The morning’s lessons droned on while my mind buzzed with the important issues of the upcoming flight. On takeoff I had to hold my hands just so. Had anyone besides Superman ever done this I wondered? I hadn’t heard about it if they did. The cape was made right, so it should work, shouldn’t it? Should I just go once around the school or maybe out over the river and back? I wondered why more people didn’t do this. I hoped I could do a stand up landing the way Superman did it. The teacher dinged the little bell she kept on her desk. It was recess.
During an ordinary recess the school broke up into little cliques of playing children. The sexes and the grades all had different interests and they scattered as they came through the door, but not this time. Lacking only lighted torches to resemble a lynch mob, the school was united in watching Arden’s first airshow, and perhaps too they also smelled blood just a bit. Miss Stewart, who normally stayed at her desk at recess, followed the students outside and everyone clustered by the “runway.”

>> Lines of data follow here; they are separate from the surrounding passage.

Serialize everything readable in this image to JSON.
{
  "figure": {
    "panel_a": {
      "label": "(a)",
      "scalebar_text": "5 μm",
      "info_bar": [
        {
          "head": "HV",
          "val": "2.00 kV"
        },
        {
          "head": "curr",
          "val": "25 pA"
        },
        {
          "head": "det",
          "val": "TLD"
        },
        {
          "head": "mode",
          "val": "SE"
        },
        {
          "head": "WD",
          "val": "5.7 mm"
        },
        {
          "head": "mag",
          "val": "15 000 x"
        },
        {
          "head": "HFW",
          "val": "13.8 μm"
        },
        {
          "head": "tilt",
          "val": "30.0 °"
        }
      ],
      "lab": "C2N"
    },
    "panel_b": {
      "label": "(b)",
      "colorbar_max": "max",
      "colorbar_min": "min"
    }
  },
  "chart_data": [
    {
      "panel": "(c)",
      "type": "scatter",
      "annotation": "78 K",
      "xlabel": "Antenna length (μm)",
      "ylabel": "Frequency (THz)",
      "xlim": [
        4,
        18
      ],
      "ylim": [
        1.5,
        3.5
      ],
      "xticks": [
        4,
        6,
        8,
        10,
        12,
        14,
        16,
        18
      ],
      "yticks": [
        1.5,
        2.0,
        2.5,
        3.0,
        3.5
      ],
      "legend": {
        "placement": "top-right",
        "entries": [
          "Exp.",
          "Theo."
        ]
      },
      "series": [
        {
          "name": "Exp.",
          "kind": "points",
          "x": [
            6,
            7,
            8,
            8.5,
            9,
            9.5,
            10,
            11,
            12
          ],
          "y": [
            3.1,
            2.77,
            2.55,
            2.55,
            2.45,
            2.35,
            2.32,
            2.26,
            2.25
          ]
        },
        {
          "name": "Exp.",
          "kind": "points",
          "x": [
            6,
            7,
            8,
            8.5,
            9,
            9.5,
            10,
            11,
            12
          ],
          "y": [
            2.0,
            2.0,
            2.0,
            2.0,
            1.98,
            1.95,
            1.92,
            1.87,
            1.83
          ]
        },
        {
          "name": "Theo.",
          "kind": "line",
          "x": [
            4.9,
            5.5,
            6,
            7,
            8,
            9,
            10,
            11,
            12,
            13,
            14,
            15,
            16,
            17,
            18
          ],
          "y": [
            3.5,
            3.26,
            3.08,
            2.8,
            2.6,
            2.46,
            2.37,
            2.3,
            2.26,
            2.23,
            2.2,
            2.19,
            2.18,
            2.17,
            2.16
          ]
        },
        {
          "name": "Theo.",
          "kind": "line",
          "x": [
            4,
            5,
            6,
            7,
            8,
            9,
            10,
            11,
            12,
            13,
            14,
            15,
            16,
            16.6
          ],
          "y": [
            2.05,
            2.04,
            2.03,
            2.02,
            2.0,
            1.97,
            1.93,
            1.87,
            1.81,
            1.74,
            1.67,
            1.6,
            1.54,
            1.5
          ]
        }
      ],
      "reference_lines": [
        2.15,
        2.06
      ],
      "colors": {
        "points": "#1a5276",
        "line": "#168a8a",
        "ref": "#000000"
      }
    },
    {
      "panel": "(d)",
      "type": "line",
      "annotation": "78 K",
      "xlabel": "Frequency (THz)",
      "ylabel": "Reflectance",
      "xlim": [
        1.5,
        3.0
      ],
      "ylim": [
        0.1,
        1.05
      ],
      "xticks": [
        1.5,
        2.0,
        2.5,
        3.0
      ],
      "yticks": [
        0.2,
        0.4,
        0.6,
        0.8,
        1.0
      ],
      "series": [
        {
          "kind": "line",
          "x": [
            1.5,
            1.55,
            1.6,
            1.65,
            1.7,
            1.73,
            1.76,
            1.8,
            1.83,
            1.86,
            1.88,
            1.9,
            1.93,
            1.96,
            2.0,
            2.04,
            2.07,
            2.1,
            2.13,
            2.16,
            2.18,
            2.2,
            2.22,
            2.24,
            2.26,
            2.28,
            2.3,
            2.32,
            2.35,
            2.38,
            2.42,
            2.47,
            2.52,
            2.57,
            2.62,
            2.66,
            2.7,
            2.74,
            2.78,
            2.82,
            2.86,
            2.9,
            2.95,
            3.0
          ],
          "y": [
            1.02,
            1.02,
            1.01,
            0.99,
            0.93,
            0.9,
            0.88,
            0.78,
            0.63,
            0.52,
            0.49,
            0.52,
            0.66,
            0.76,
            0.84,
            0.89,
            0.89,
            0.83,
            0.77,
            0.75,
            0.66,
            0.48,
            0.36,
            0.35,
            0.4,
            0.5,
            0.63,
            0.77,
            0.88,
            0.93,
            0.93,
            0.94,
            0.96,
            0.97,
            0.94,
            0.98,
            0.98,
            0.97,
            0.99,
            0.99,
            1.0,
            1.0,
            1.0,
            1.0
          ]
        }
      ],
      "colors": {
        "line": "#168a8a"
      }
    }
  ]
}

I was counting on the very steep hill that the school was on to give me the needed performance boost to becoming airborne. In addition, the spot beside the school where the ashes from the pot bellied coal stove had been dumped over the years had grown into a sort of ramp, somewhat resembling a short ski jump, and I had calculated that this would add to the slope of the hill and hence my momentum.
Poised at the top of the ash dump, I reached into my brown paper bag and pulled out the cape. My finest moment of the whole affair came when Sue Proudfoot, sensing her chance to be part of history and doubtlessly filled with responsibility as the promoter of this spectacle, stepped forward and tied the brown shoe string around my neck. At that instant I felt that I’d been paid in advance for anything that might happen to me.

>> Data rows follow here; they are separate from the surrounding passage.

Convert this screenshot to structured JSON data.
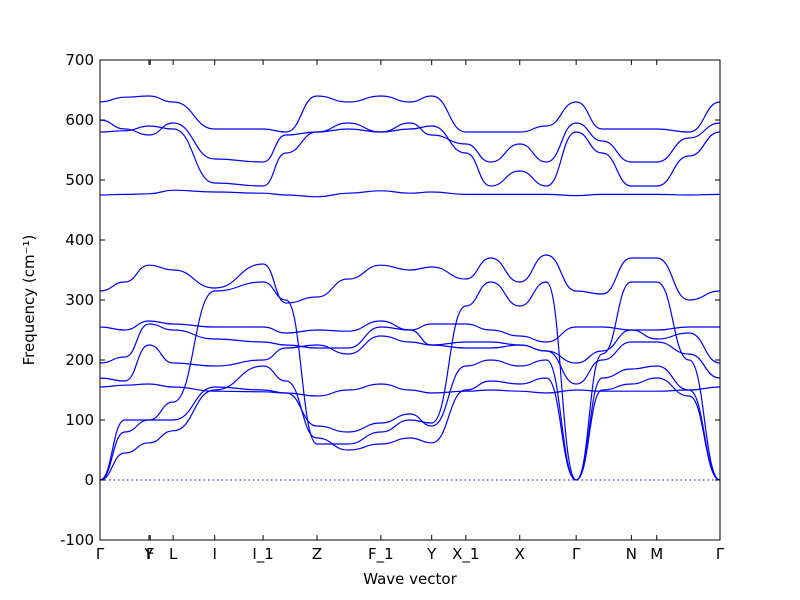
{
  "chart_data": {
    "type": "line",
    "title": "",
    "xlabel": "Wave vector",
    "ylabel": "Frequency (cm⁻¹)",
    "ylim": [
      -100,
      700
    ],
    "xlim": [
      0,
      1
    ],
    "grid": false,
    "yticks": [
      -100,
      0,
      100,
      200,
      300,
      400,
      500,
      600,
      700
    ],
    "xticks": [
      {
        "pos": 0.0,
        "label": "Γ"
      },
      {
        "pos": 0.079,
        "label": "Y"
      },
      {
        "pos": 0.081,
        "label": "F"
      },
      {
        "pos": 0.118,
        "label": "L"
      },
      {
        "pos": 0.185,
        "label": "I"
      },
      {
        "pos": 0.263,
        "label": "I_1"
      },
      {
        "pos": 0.35,
        "label": "Z"
      },
      {
        "pos": 0.453,
        "label": "F_1"
      },
      {
        "pos": 0.535,
        "label": "Y"
      },
      {
        "pos": 0.59,
        "label": "X_1"
      },
      {
        "pos": 0.677,
        "label": "X"
      },
      {
        "pos": 0.768,
        "label": "Γ"
      },
      {
        "pos": 0.857,
        "label": "N"
      },
      {
        "pos": 0.898,
        "label": "M"
      },
      {
        "pos": 1.0,
        "label": "Γ"
      }
    ],
    "zero_line": 0,
    "series": [
      {
        "x": [
          0,
          0.04,
          0.079,
          0.118,
          0.185,
          0.263,
          0.3,
          0.35,
          0.4,
          0.453,
          0.5,
          0.535,
          0.59,
          0.63,
          0.677,
          0.72,
          0.768,
          0.81,
          0.857,
          0.898,
          0.95,
          1.0
        ],
        "values": [
          0,
          45,
          62,
          82,
          150,
          190,
          165,
          70,
          50,
          60,
          70,
          62,
          150,
          165,
          160,
          170,
          0,
          150,
          160,
          170,
          140,
          0
        ]
      },
      {
        "x": [
          0,
          0.04,
          0.079,
          0.118,
          0.185,
          0.263,
          0.3,
          0.35,
          0.4,
          0.453,
          0.5,
          0.535,
          0.59,
          0.63,
          0.677,
          0.72,
          0.768,
          0.81,
          0.857,
          0.898,
          0.95,
          1.0
        ],
        "values": [
          0,
          80,
          100,
          100,
          155,
          150,
          145,
          90,
          80,
          95,
          110,
          90,
          190,
          200,
          190,
          200,
          0,
          170,
          185,
          190,
          150,
          0
        ]
      },
      {
        "x": [
          0,
          0.04,
          0.079,
          0.118,
          0.185,
          0.263,
          0.3,
          0.35,
          0.4,
          0.453,
          0.5,
          0.535,
          0.59,
          0.63,
          0.677,
          0.72,
          0.768,
          0.81,
          0.857,
          0.898,
          0.95,
          1.0
        ],
        "values": [
          0,
          100,
          100,
          130,
          315,
          330,
          300,
          60,
          60,
          80,
          100,
          95,
          290,
          330,
          290,
          330,
          0,
          210,
          330,
          330,
          200,
          0
        ]
      },
      {
        "x": [
          0,
          0.04,
          0.079,
          0.118,
          0.185,
          0.263,
          0.3,
          0.35,
          0.4,
          0.453,
          0.5,
          0.535,
          0.59,
          0.63,
          0.677,
          0.72,
          0.768,
          0.81,
          0.857,
          0.898,
          0.95,
          1.0
        ],
        "values": [
          155,
          158,
          160,
          155,
          148,
          147,
          145,
          140,
          150,
          160,
          150,
          145,
          148,
          150,
          148,
          145,
          150,
          148,
          148,
          148,
          150,
          155
        ]
      },
      {
        "x": [
          0,
          0.04,
          0.079,
          0.118,
          0.185,
          0.263,
          0.3,
          0.35,
          0.4,
          0.453,
          0.5,
          0.535,
          0.59,
          0.63,
          0.677,
          0.72,
          0.768,
          0.81,
          0.857,
          0.898,
          0.95,
          1.0
        ],
        "values": [
          170,
          165,
          225,
          195,
          190,
          200,
          220,
          225,
          210,
          240,
          230,
          225,
          220,
          220,
          225,
          215,
          160,
          200,
          230,
          230,
          210,
          170
        ]
      },
      {
        "x": [
          0,
          0.04,
          0.079,
          0.118,
          0.185,
          0.263,
          0.3,
          0.35,
          0.4,
          0.453,
          0.5,
          0.535,
          0.59,
          0.63,
          0.677,
          0.72,
          0.768,
          0.81,
          0.857,
          0.898,
          0.95,
          1.0
        ],
        "values": [
          195,
          205,
          260,
          250,
          235,
          230,
          225,
          220,
          220,
          255,
          250,
          225,
          230,
          230,
          225,
          215,
          195,
          215,
          250,
          235,
          245,
          195
        ]
      },
      {
        "x": [
          0,
          0.04,
          0.079,
          0.118,
          0.185,
          0.263,
          0.3,
          0.35,
          0.4,
          0.453,
          0.5,
          0.535,
          0.59,
          0.63,
          0.677,
          0.72,
          0.768,
          0.81,
          0.857,
          0.898,
          0.95,
          1.0
        ],
        "values": [
          255,
          250,
          265,
          260,
          255,
          255,
          245,
          250,
          248,
          265,
          250,
          260,
          260,
          250,
          240,
          230,
          255,
          255,
          250,
          250,
          255,
          255
        ]
      },
      {
        "x": [
          0,
          0.04,
          0.079,
          0.118,
          0.185,
          0.263,
          0.3,
          0.35,
          0.4,
          0.453,
          0.5,
          0.535,
          0.59,
          0.63,
          0.677,
          0.72,
          0.768,
          0.81,
          0.857,
          0.898,
          0.95,
          1.0
        ],
        "values": [
          315,
          330,
          358,
          350,
          320,
          360,
          295,
          305,
          335,
          358,
          350,
          355,
          335,
          370,
          330,
          375,
          315,
          310,
          370,
          370,
          300,
          315
        ]
      },
      {
        "x": [
          0,
          0.04,
          0.079,
          0.118,
          0.185,
          0.263,
          0.3,
          0.35,
          0.4,
          0.453,
          0.5,
          0.535,
          0.59,
          0.63,
          0.677,
          0.72,
          0.768,
          0.81,
          0.857,
          0.898,
          0.95,
          1.0
        ],
        "values": [
          475,
          476,
          477,
          483,
          480,
          478,
          475,
          472,
          478,
          482,
          478,
          480,
          476,
          476,
          476,
          476,
          474,
          476,
          476,
          476,
          475,
          476
        ]
      },
      {
        "x": [
          0,
          0.04,
          0.079,
          0.118,
          0.185,
          0.263,
          0.3,
          0.35,
          0.4,
          0.453,
          0.5,
          0.535,
          0.59,
          0.63,
          0.677,
          0.72,
          0.768,
          0.81,
          0.857,
          0.898,
          0.95,
          1.0
        ],
        "values": [
          580,
          582,
          590,
          585,
          495,
          490,
          545,
          580,
          585,
          580,
          585,
          590,
          545,
          490,
          515,
          490,
          580,
          545,
          490,
          490,
          540,
          580
        ]
      },
      {
        "x": [
          0,
          0.04,
          0.079,
          0.118,
          0.185,
          0.263,
          0.3,
          0.35,
          0.4,
          0.453,
          0.5,
          0.535,
          0.59,
          0.63,
          0.677,
          0.72,
          0.768,
          0.81,
          0.857,
          0.898,
          0.95,
          1.0
        ],
        "values": [
          600,
          585,
          575,
          595,
          535,
          530,
          575,
          580,
          595,
          580,
          595,
          575,
          560,
          530,
          560,
          530,
          595,
          565,
          530,
          530,
          570,
          595
        ]
      },
      {
        "x": [
          0,
          0.04,
          0.079,
          0.118,
          0.185,
          0.263,
          0.3,
          0.35,
          0.4,
          0.453,
          0.5,
          0.535,
          0.59,
          0.63,
          0.677,
          0.72,
          0.768,
          0.81,
          0.857,
          0.898,
          0.95,
          1.0
        ],
        "values": [
          630,
          638,
          640,
          630,
          585,
          585,
          580,
          640,
          630,
          640,
          630,
          640,
          580,
          580,
          580,
          590,
          630,
          585,
          585,
          585,
          580,
          630
        ]
      }
    ]
  }
}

A few years ago I was visiting with my old buddy Murphy, and I asked him if he remembered the day I flew. He smiled and said, “You know Weaver, there for a second I thought you’d done it.”

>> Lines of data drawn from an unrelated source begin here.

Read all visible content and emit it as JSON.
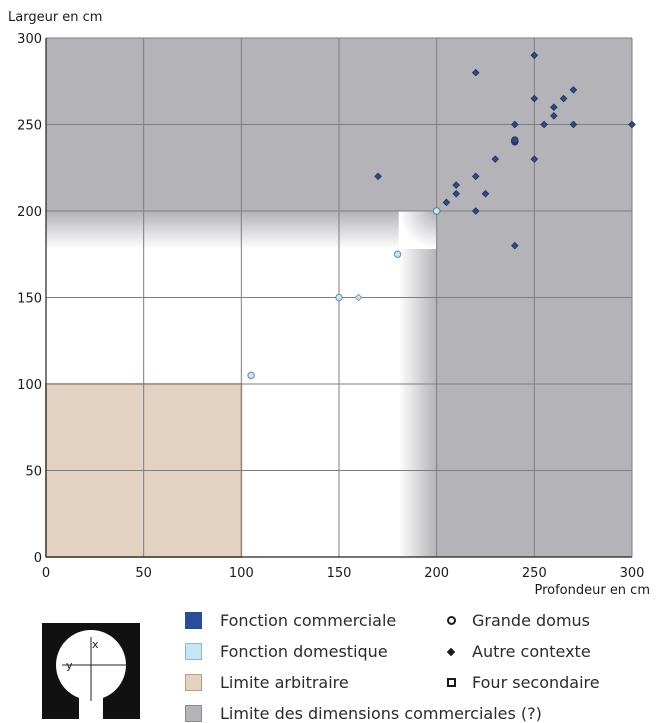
{
  "chart_data": {
    "type": "scatter",
    "xlabel": "Profondeur en cm",
    "ylabel": "Largeur en cm",
    "xlim": [
      0,
      300
    ],
    "ylim": [
      0,
      300
    ],
    "x_ticks": [
      0,
      50,
      100,
      150,
      200,
      250,
      300
    ],
    "y_ticks": [
      0,
      50,
      100,
      150,
      200,
      250,
      300
    ],
    "grid": true,
    "regions": [
      {
        "name": "Limite des dimensions commerciales (?)",
        "color": "#b3b3b8",
        "x_from": 200,
        "y_from": 200
      },
      {
        "name": "Limite arbitraire",
        "color": "#e3d2c1",
        "border": "#d9b494",
        "x": [
          0,
          100
        ],
        "y": [
          0,
          100
        ]
      }
    ],
    "series": [
      {
        "name": "Fonction commerciale",
        "color": "#2f4b8a",
        "marker": "diamond",
        "points": [
          [
            170,
            220
          ],
          [
            220,
            280
          ],
          [
            250,
            290
          ],
          [
            200,
            200
          ],
          [
            205,
            205
          ],
          [
            210,
            210
          ],
          [
            210,
            215
          ],
          [
            220,
            200
          ],
          [
            220,
            220
          ],
          [
            225,
            210
          ],
          [
            230,
            230
          ],
          [
            240,
            180
          ],
          [
            240,
            240
          ],
          [
            240,
            250
          ],
          [
            250,
            230
          ],
          [
            250,
            265
          ],
          [
            255,
            250
          ],
          [
            260,
            255
          ],
          [
            260,
            260
          ],
          [
            265,
            265
          ],
          [
            270,
            250
          ],
          [
            270,
            270
          ],
          [
            300,
            250
          ]
        ]
      },
      {
        "name": "Fonction commerciale",
        "color": "#2f4b8a",
        "marker": "circle",
        "points": [
          [
            200,
            200
          ],
          [
            240,
            240
          ],
          [
            240,
            241
          ]
        ]
      },
      {
        "name": "Fonction domestique",
        "color": "#c7e6f5",
        "marker": "circle",
        "points": [
          [
            105,
            105
          ],
          [
            150,
            150
          ],
          [
            180,
            175
          ],
          [
            200,
            200
          ]
        ]
      },
      {
        "name": "Fonction domestique",
        "color": "#c7e6f5",
        "marker": "diamond",
        "points": [
          [
            160,
            150
          ]
        ]
      }
    ]
  },
  "legend": {
    "items": [
      {
        "label": "Fonction commerciale",
        "color": "#2b4c9b",
        "border": "#2b4c9b"
      },
      {
        "label": "Fonction domestique",
        "color": "#c7e6f5",
        "border": "#8fb8cc"
      },
      {
        "label": "Limite arbitraire",
        "color": "#e3d2c1",
        "border": "#b89f8a"
      },
      {
        "label": "Limite des dimensions commerciales (?)",
        "color": "#b3b3b8",
        "border": "#8a8a90"
      }
    ],
    "symbols": [
      {
        "label": "Grande domus",
        "icon": "circle"
      },
      {
        "label": "Autre contexte",
        "icon": "diamond"
      },
      {
        "label": "Four secondaire",
        "icon": "square"
      }
    ]
  },
  "diagram": {
    "x_label": "x",
    "y_label": "y"
  }
}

There for a second I did too. I held back nothing, and once I was horizontal I did fly, hands outstretched properly to break the air. This lasted until I caught up with the slope of the ash dump, and then it was like the country song says, “its funny how falling feels like flying…. for a little while.”
If there was ever another occasion when more laughter ascended to the heavens from the West Arden schoolyard I don’t know when it was. I do remember one particular laugh that rang above the juvenile glee though, as I was trying to unwrap myself from the failed cape. It was the only time I ever heard Miss Stewart belly laugh.